William Binney, a former crypto-mathematician who worked for the NSA before resigning in 2001, became a whistleblower on programs he had a role in developing — programs he believes were being misused to spy on US citizens.

Binney described US federal law enforcement agencies as “new customer[s],” saying they are already using NSA mass-surveillance databases to “investigate, retroactively, anyone they want.”

“It is the FBI [Federal Bureau of Investigation] and the DEA [Drug Enforcement Administration] that are actually using this,” said Binney.

Binney says the NSA database is not limited to just US law enforcement agencies, either, adding that the NSA is “sharing this data around the world with all the policing agencies around the world who they collaborate with.”

The NSA’s mission statement claims the agency’s purpose is to collect data from foreign targets “for intelligence and counterintelligence purposes.” In 2013, whistleblower Edward Snowden leaked information revealing data collected by the NSA, under programs such as Operation Stellar Wind, actually encompassed personal information of nearly every citizen of the United States.

Following the exposure of its domestic mass surveillance and spying programs, the NSA has gone on to defend its operations as being in the interest of national security.

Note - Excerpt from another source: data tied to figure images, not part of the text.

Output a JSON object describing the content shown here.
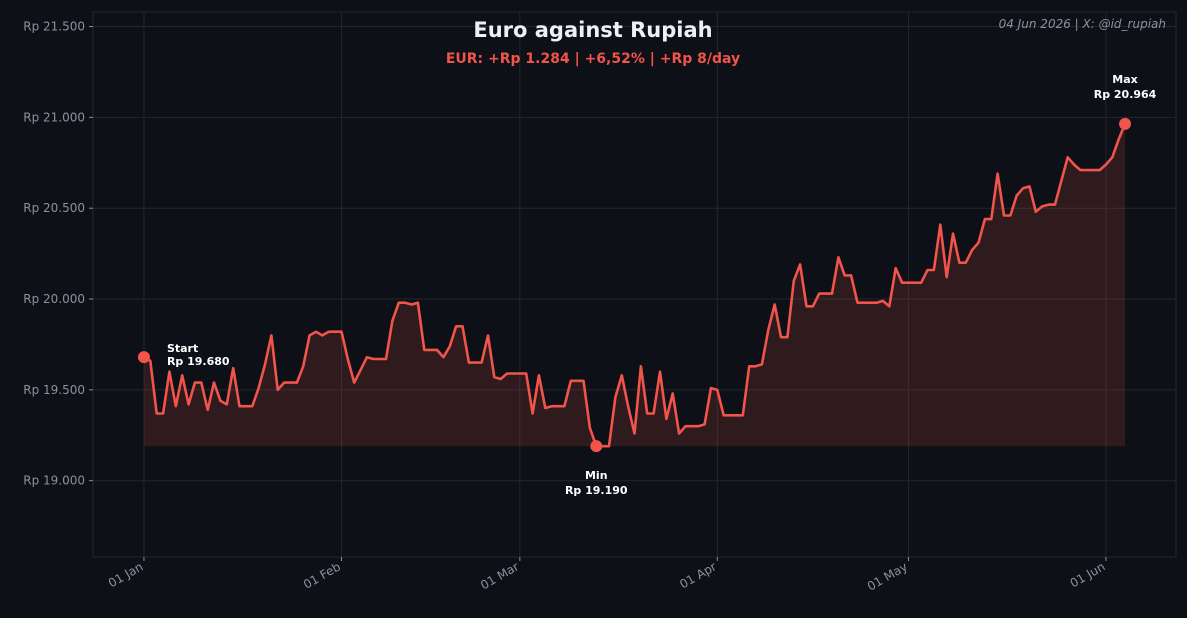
{
  "chart_data": {
    "type": "line",
    "title": "Euro against Rupiah",
    "subtitle": "EUR: +Rp 1.284 | +6,52% | +Rp 8/day",
    "credit": "04 Jun 2026 | X: @id_rupiah",
    "xlabel": "",
    "ylabel": "",
    "x_ticks": [
      {
        "day": 0,
        "label": "01 Jan"
      },
      {
        "day": 31,
        "label": "01 Feb"
      },
      {
        "day": 59,
        "label": "01 Mar"
      },
      {
        "day": 90,
        "label": "01 Apr"
      },
      {
        "day": 120,
        "label": "01 May"
      },
      {
        "day": 151,
        "label": "01 Jun"
      }
    ],
    "y_ticks": [
      {
        "value": 19000,
        "label": "Rp 19.000"
      },
      {
        "value": 19500,
        "label": "Rp 19.500"
      },
      {
        "value": 20000,
        "label": "Rp 20.000"
      },
      {
        "value": 20500,
        "label": "Rp 20.500"
      },
      {
        "value": 21000,
        "label": "Rp 21.000"
      },
      {
        "value": 21500,
        "label": "Rp 21.500"
      }
    ],
    "ylim": [
      18580,
      21580
    ],
    "xlim": [
      -8,
      162
    ],
    "grid": true,
    "colors": {
      "line": "#f0544a",
      "grid": "#22262e",
      "background": "#0d1017"
    },
    "series": [
      {
        "x": [
          0,
          1,
          2,
          3,
          4,
          5,
          6,
          7,
          8,
          9,
          10,
          11,
          12,
          13,
          14,
          15,
          16,
          17,
          18,
          19,
          20,
          21,
          22,
          23,
          24,
          25,
          26,
          27,
          28,
          29,
          30,
          31,
          32,
          33,
          34,
          35,
          36,
          37,
          38,
          39,
          40,
          41,
          42,
          43,
          44,
          45,
          46,
          47,
          48,
          49,
          50,
          51,
          52,
          53,
          54,
          55,
          56,
          57,
          58,
          59,
          60,
          61,
          62,
          63,
          64,
          65,
          66,
          67,
          68,
          69,
          70,
          71,
          72,
          73,
          74,
          75,
          76,
          77,
          78,
          79,
          80,
          81,
          82,
          83,
          84,
          85,
          86,
          87,
          88,
          89,
          90,
          91,
          92,
          93,
          94,
          95,
          96,
          97,
          98,
          99,
          100,
          101,
          102,
          103,
          104,
          105,
          106,
          107,
          108,
          109,
          110,
          111,
          112,
          113,
          114,
          115,
          116,
          117,
          118,
          119,
          120,
          121,
          122,
          123,
          124,
          125,
          126,
          127,
          128,
          129,
          130,
          131,
          132,
          133,
          134,
          135,
          136,
          137,
          138,
          139,
          140,
          141,
          142,
          143,
          144,
          145,
          146,
          147,
          148,
          149,
          150,
          151,
          152,
          153,
          154
        ],
        "y": [
          19680,
          19660,
          19370,
          19370,
          19600,
          19410,
          19580,
          19420,
          19540,
          19540,
          19390,
          19540,
          19440,
          19420,
          19620,
          19410,
          19410,
          19410,
          19510,
          19640,
          19800,
          19500,
          19540,
          19540,
          19540,
          19630,
          19800,
          19820,
          19800,
          19820,
          19820,
          19820,
          19670,
          19540,
          19610,
          19680,
          19670,
          19670,
          19670,
          19880,
          19980,
          19980,
          19970,
          19980,
          19720,
          19720,
          19720,
          19680,
          19740,
          19850,
          19850,
          19650,
          19650,
          19650,
          19800,
          19570,
          19560,
          19590,
          19590,
          19590,
          19590,
          19370,
          19580,
          19400,
          19410,
          19410,
          19410,
          19550,
          19550,
          19550,
          19290,
          19190,
          19190,
          19190,
          19460,
          19580,
          19410,
          19260,
          19630,
          19370,
          19370,
          19600,
          19340,
          19480,
          19260,
          19300,
          19300,
          19300,
          19310,
          19510,
          19500,
          19360,
          19360,
          19360,
          19360,
          19630,
          19630,
          19640,
          19830,
          19970,
          19790,
          19790,
          20100,
          20190,
          19960,
          19960,
          20030,
          20030,
          20030,
          20230,
          20130,
          20130,
          19980,
          19980,
          19980,
          19980,
          19990,
          19960,
          20170,
          20090,
          20090,
          20090,
          20090,
          20160,
          20160,
          20410,
          20120,
          20360,
          20200,
          20200,
          20270,
          20310,
          20440,
          20440,
          20690,
          20460,
          20460,
          20570,
          20610,
          20620,
          20480,
          20510,
          20520,
          20520,
          20650,
          20780,
          20740,
          20710,
          20710,
          20710,
          20710,
          20740,
          20780,
          20880,
          20964
        ]
      }
    ],
    "annotations": [
      {
        "label": "Start",
        "value_label": "Rp 19.680",
        "x": 0,
        "y": 19680
      },
      {
        "label": "Min",
        "value_label": "Rp 19.190",
        "x": 71,
        "y": 19190
      },
      {
        "label": "Max",
        "value_label": "Rp 20.964",
        "x": 154,
        "y": 20964
      }
    ]
  }
}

It also claims to have violated no US privacy laws, although a May 2015 federal appeals court ruling determined the NSA’s mass collection of telephone metadata was both unconstitutional and illegal. Despite the ruling, the NSA has stated that it still plans on keeping and using the data.

In addition to the court ruling, the NSA is currently being sued by the nonprofit Wikimedia Foundation, the American Civil Liberties Union, and others in a lawsuit that claims the agency’s monitoring has hindered the effectiveness of a free press.